U-, V-, and Dupree statistics

To start, I apologize for this blog’s title but I couldn’t resist referencing to the Owen Wilson classic You, Me, and Dupree – wow! The other gold-plated candidate was U-statistics and You. Please, please, hold your applause.

My previous blog post defined statistical functionals as any real-valued function of an unknown CDF, T(F), and explained how plug-in estimators could be constructed by substituting the empirical cumulative distribution function (ECDF) \hat{F}_{n} for the unknown CDF F. Plug-in estimators of the mean and variance were provided and used to demonstrate plug-in estimators’ potential to be biased.

    \[ \hat{\mu} = \mathbb{E}_{\hat{F}_n}[X] = \sum_{i=1}^{n} X_i P(X = X_i) = \frac{1}{n} \sum_{i=1}^{n} X_i = \bar{X}_{n} \]

    \[ \hat{\sigma}^{2} = \mathbb{E}_{\hat{F}_{n}}[(X- \mathbb{E}_{\hat{F}_n}[X])^2] = \mathbb{E}_{\hat{F}_n}[(X - \bar{X}_{n})^2] = \frac{1}{n} \sum_{i=1}^{n} (X_i - \bar{X}_{n})^2. \]

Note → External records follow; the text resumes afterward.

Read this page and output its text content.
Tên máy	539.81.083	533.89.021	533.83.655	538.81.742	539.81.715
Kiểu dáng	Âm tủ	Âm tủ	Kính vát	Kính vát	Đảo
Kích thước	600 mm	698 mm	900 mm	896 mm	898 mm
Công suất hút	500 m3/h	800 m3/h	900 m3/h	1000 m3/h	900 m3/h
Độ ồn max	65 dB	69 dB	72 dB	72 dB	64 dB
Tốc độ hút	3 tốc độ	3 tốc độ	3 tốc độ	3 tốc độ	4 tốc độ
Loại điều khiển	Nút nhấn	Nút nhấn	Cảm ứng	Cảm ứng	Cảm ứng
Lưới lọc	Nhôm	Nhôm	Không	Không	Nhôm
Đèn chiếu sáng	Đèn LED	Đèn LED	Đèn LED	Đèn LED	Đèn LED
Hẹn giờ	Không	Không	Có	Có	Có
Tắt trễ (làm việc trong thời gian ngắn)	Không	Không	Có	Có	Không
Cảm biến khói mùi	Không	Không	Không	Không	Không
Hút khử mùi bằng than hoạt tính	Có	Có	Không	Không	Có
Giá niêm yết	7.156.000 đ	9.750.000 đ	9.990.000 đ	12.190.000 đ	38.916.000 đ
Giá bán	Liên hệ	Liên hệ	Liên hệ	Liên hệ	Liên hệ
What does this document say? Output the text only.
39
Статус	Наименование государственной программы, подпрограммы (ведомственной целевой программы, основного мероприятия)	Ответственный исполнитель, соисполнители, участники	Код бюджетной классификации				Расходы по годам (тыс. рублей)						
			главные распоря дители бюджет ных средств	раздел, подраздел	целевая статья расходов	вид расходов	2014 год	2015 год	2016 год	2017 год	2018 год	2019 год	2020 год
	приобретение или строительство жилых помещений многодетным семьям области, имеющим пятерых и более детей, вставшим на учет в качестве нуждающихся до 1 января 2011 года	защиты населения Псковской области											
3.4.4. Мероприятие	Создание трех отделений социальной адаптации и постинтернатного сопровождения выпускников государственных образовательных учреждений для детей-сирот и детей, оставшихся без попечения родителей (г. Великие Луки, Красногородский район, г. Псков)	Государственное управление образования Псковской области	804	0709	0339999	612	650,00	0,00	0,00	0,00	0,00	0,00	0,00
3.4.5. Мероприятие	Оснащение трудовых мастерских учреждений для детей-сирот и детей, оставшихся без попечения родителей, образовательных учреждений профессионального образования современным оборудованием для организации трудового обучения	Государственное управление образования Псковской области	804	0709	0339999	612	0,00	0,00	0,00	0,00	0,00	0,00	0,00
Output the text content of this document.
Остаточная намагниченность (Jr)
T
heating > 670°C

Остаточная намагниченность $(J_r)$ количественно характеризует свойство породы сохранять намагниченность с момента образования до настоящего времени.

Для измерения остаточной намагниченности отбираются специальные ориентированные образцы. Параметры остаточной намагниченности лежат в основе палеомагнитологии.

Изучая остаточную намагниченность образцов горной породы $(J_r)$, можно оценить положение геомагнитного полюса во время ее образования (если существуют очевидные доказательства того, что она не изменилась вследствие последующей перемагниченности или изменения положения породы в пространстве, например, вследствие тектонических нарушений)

Statistical functionals that meet the following two criteria represent a special family of functionals known as expectation functionals:

1) T(F) is the expectation of a function g with respect to the distribution function F; and

    \[ T(F) = \mathbb{E}_{F} ~g(X)\]

2) the function g(\cdot) takes the form of a symmetric kernel.

Expectation functionals encompass many common parameters and are well-behaved. Plug-in estimators of expectation functionals, named V-statistics after von Mises, can be obtained but may be biased. It is, however, always possible to construct an unbiased estimator of expectation functionals regardless of the underlying distribution function F. These estimators are named U-statistics, with the “U” standing for unbiased.

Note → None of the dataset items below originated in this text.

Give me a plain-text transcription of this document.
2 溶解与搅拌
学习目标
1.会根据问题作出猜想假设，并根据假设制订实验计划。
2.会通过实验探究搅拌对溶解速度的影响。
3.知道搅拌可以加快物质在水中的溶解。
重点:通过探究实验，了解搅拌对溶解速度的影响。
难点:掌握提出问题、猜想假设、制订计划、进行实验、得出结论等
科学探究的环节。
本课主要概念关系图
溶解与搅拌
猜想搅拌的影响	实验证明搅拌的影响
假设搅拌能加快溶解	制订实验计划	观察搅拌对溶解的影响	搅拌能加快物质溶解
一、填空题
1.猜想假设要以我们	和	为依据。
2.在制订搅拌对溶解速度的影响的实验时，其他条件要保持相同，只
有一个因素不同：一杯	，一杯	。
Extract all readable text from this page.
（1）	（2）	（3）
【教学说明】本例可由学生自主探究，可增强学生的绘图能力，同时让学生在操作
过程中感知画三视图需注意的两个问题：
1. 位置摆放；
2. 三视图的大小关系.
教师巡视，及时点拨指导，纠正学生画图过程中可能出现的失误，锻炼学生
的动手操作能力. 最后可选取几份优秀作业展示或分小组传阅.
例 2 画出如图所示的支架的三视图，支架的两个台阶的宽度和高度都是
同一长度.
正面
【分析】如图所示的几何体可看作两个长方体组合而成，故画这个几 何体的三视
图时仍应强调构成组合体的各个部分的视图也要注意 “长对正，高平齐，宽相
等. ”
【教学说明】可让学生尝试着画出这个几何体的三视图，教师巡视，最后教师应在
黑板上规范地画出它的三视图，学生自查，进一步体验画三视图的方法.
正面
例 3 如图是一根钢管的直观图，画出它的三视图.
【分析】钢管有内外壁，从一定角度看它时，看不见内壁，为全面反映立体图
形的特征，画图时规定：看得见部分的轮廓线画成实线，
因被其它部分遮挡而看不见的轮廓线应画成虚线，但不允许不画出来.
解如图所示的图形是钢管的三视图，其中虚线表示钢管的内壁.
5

This blog post provides 1) the definitions of symmetric kernels and expectation functionals; 2) an overview of plug-in estimators of expectation functionals or V-statistics; 3) an overview of unbiased estimators for expectation functionals or U-statistics.

Kernels, degree, and symmetry

Consider a real-valued function \phi(x_1, …, x_a) such that for random variables X_1, …, X_n \stackrel{i.i.d}{\sim} F,

    \[ \theta = T(F) = \mathbb{E}_{F} ~\phi(X_1, …, X_a) ~,~ 1 \leq a \leq n . \]

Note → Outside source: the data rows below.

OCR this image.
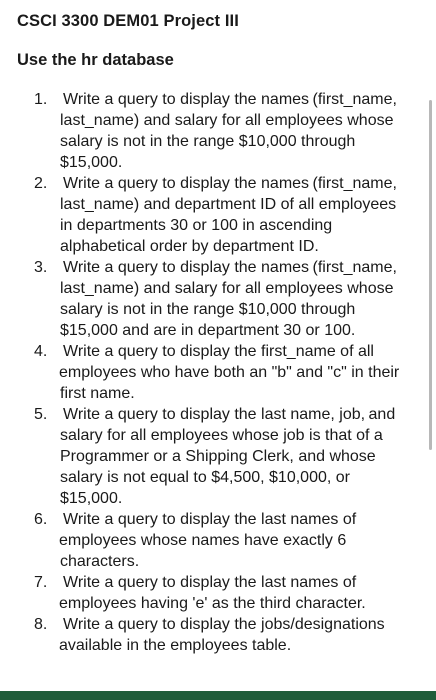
CSCI 3300 DEM01 Project III
Use the hr database
1. Write a query to display the names (first_name, last_name) and salary for all employees whose salary is not in the range $10,000 through $15,000.
2. Write a query to display the names (first_name, last_name) and department ID of all employees in departments 30 or 100 in ascending alphabetical order by department ID.
3. Write a query to display the names (first_name, last_name) and salary for all employees whose salary is not in the range $10,000 through $15,000 and are in department 30 or 100.
4. Write a query to display the first_name of all employees who have both an "b" and "c" in their first name.
5. Write a query to display the last name, job, and salary for all employees whose job is that of a Programmer or a Shipping Clerk, and whose salary is not equal to $4,500, $10,000, or $15,000.
6. Write a query to display the last names of employees whose names have exactly 6 characters.
7. Write a query to display the last names of employees having 'e' as the third character.
8. Write a query to display the jobs/designations available in the employees table.
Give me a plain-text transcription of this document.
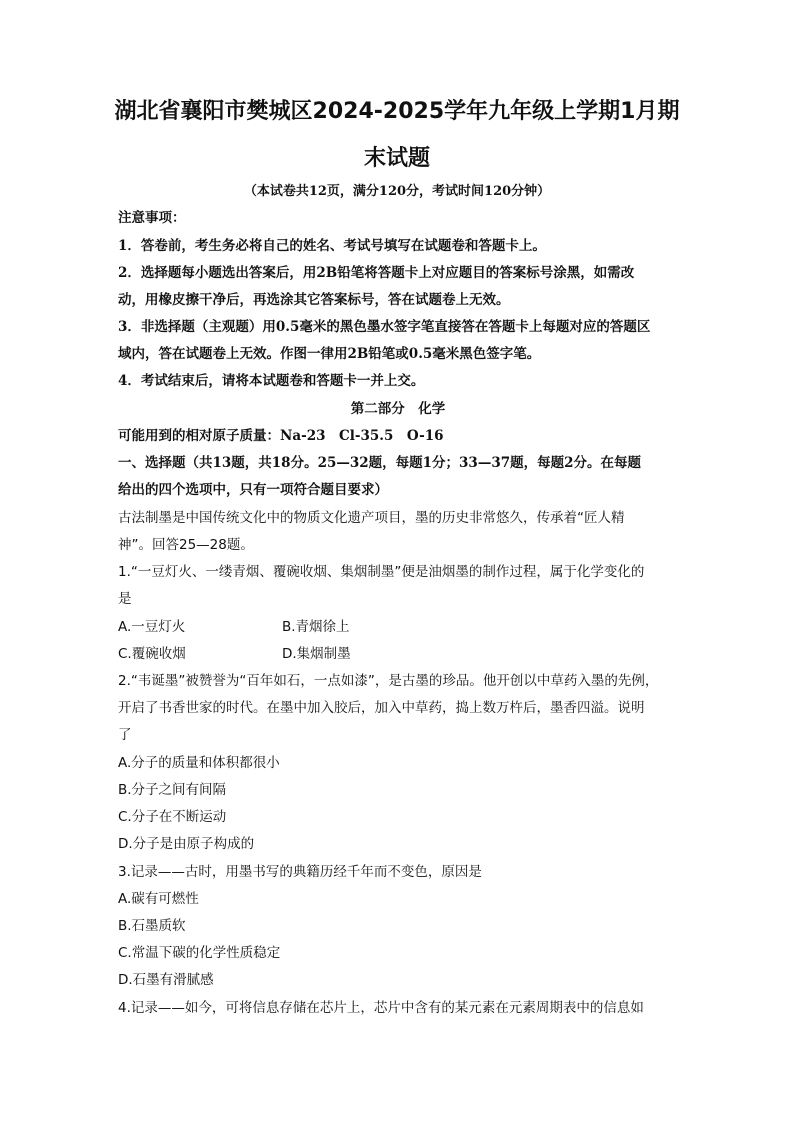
湖北省襄阳市樊城区2024-2025学年九年级上学期1月期
末试题
（本试卷共12页，满分120分，考试时间120分钟）
注意事项：
1．答卷前，考生务必将自己的姓名、考试号填写在试题卷和答题卡上。
2．选择题每小题选出答案后，用2B铅笔将答题卡上对应题目的答案标号涂黑，如需改
动，用橡皮擦干净后，再选涂其它答案标号，答在试题卷上无效。
3．非选择题（主观题）用0.5毫米的黑色墨水签字笔直接答在答题卡上每题对应的答题区
域内，答在试题卷上无效。作图一律用2B铅笔或0.5毫米黑色签字笔。
4．考试结束后，请将本试题卷和答题卡一并上交。
第二部分　化学
可能用到的相对原子质量：Na-23　Cl-35.5　O-16
一、选择题（共13题，共18分。25—32题，每题1分；33—37题，每题2分。在每题
给出的四个选项中，只有一项符合题目要求）
古法制墨是中国传统文化中的物质文化遗产项目，墨的历史非常悠久，传承着“匠人精
神”。回答25—28题。
1.“一豆灯火、一缕青烟、覆碗收烟、集烟制墨”便是油烟墨的制作过程，属于化学变化的
是
A.一豆灯火	B.青烟徐上
C.覆碗收烟	D.集烟制墨
2.“韦诞墨”被赞誉为“百年如石，一点如漆”，是古墨的珍品。他开创以中草药入墨的先例，
开启了书香世家的时代。在墨中加入胶后，加入中草药，捣上数万杵后，墨香四溢。说明
了
A.分子的质量和体积都很小
B.分子之间有间隔
C.分子在不断运动
D.分子是由原子构成的
3.记录——古时，用墨书写的典籍历经千年而不变色，原因是
A.碳有可燃性
B.石墨质软
C.常温下碳的化学性质稳定
D.石墨有滑腻感
4.记录——如今，可将信息存储在芯片上，芯片中含有的某元素在元素周期表中的信息如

\phi(x_1, …, x_a) is referred to as a kernel of degree a and is by definition, an unbiased estimator of \theta. \phi is said to be symmetric in its arguments, or symmetric, if it is invariant to permutation of its arguments x_1, …, x_a. For example, a kernel of degree 2 is symmetric if \phi(x_1, x_2) = \phi(x_2, x_1).

If \phi is not symmetric, a function \phi^{*} can always be found that is symmetric. As a result of the X_i‘s being identically distributed, they may be considered “exchangeable” such that for any permutation \pi = \{\pi(1), …, \pi(a)\} of the a random variables,

    \[ \mathbb{E}_{F}~\phi(X_1, …, X_a) = \mathbb{E}_{F}~\phi\left(X_{\pi(1)}, …. X_{\pi(a)}\right) . \]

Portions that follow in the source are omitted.